We tried to help by bringing him inside early, running noise machines throughout the house, and closing the windows upstairs. But the damage had been done.

He “knew” the fireworks were coming from upstairs and he refused to go up there.

He stopped sleeping with us at night. We had to feed him his meals downstairs instead of on his usual upstairs feeding perch.

As soon as dusk came, the Guru started crouching around the house as though the sky was about to fall upon his little, furry body. And as far as he was concerned, the sky was falling. The Noises proved it.

Even when the Fourth was long gone and the Noises had stopped, the Guru continued to crouch when evening came.

And this is where his teaching kicked in. As Melissa and I watched the Guru’s behavior, we applied it to our own lives.

How many times have we been convinced that “the fireworks are coming from upstairs”?

We see someone scowling and immediately assume we did something to make them upset.

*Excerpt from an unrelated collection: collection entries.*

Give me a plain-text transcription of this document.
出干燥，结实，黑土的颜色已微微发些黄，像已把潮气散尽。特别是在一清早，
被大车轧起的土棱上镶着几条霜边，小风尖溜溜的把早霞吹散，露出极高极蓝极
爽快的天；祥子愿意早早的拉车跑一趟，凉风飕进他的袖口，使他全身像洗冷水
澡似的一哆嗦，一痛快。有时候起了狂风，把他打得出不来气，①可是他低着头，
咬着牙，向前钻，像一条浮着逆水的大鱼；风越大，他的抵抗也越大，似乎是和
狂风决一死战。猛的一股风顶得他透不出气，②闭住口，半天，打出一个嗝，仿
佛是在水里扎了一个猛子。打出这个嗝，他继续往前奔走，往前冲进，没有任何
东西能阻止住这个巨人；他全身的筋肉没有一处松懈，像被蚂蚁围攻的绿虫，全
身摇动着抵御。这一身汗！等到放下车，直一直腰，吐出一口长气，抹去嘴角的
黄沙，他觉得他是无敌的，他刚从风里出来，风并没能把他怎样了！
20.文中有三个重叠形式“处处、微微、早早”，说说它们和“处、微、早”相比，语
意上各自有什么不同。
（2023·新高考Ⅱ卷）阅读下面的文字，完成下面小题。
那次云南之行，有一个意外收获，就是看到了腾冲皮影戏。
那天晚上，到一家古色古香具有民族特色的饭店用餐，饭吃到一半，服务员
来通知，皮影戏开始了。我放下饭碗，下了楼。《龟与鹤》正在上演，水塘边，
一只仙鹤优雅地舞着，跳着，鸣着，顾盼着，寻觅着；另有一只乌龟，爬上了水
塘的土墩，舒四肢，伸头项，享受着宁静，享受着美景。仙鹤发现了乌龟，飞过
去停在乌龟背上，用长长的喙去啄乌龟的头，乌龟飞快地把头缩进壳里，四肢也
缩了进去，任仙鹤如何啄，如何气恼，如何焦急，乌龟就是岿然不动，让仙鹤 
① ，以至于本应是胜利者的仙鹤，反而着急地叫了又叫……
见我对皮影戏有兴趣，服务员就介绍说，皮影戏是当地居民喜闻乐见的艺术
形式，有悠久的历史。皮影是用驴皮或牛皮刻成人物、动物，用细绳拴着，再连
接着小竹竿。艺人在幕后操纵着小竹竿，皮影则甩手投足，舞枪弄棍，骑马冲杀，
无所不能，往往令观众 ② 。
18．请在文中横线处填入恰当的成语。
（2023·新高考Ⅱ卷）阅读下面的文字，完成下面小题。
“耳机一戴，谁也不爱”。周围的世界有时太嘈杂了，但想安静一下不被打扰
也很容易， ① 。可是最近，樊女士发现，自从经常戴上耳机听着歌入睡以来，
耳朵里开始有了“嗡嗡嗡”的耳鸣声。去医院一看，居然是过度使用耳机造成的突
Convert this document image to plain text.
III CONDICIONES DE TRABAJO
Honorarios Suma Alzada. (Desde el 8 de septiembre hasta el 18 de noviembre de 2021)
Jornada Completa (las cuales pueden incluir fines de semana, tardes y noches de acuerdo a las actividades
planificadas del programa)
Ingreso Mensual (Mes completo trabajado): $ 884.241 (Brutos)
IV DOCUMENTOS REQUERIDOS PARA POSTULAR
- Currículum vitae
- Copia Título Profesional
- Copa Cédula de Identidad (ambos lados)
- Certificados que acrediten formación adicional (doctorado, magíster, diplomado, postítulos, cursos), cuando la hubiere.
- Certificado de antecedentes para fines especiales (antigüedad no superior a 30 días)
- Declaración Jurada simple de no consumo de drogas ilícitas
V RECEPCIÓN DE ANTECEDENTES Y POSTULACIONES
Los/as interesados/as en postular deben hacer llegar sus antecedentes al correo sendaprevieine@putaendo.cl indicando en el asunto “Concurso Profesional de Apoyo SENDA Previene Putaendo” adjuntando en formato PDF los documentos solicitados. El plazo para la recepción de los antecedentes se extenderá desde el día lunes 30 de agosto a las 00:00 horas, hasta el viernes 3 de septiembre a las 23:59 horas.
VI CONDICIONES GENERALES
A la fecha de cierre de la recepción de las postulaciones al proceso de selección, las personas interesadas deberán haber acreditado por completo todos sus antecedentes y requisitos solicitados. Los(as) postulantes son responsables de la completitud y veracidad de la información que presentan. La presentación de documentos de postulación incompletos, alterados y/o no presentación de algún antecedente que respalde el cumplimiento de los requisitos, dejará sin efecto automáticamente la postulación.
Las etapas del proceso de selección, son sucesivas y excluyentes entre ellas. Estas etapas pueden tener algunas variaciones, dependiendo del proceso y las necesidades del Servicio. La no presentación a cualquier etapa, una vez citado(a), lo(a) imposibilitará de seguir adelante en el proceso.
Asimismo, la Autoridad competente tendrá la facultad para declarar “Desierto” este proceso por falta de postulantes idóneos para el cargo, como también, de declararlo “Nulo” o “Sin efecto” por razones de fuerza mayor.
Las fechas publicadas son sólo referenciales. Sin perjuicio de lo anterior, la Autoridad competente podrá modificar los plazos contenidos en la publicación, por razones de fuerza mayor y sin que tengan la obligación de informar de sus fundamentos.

We try something new, make one mistake, and become convinced that we’ll never get it right.

We take an outside stimulus and make up a story in which said stimulus is either all our fault or puts us in grave danger. Or both.

Boom! It’s an Upstairs Fireworks Show.

With his dusk-induced crouching, the Guru was perfectly demonstrating the power of the mind to Tell Stories. Stories of pain, suffering, and woe.

Once Melissa and I fully ingested this lesson, the Guru stopped crouching. He made friends with upstairs once again. He started sleeping on our bed every night, allowing us to awaken every morning to his furry, purry bliss.

Did the Guru stop crouching because we’d learned the lesson?

It’s best not to question the ways of our Guru. He exists on a highly-advanced plane that we can’t even begin to understand.

We’re just happy to wake up to his beautiful face again every morning.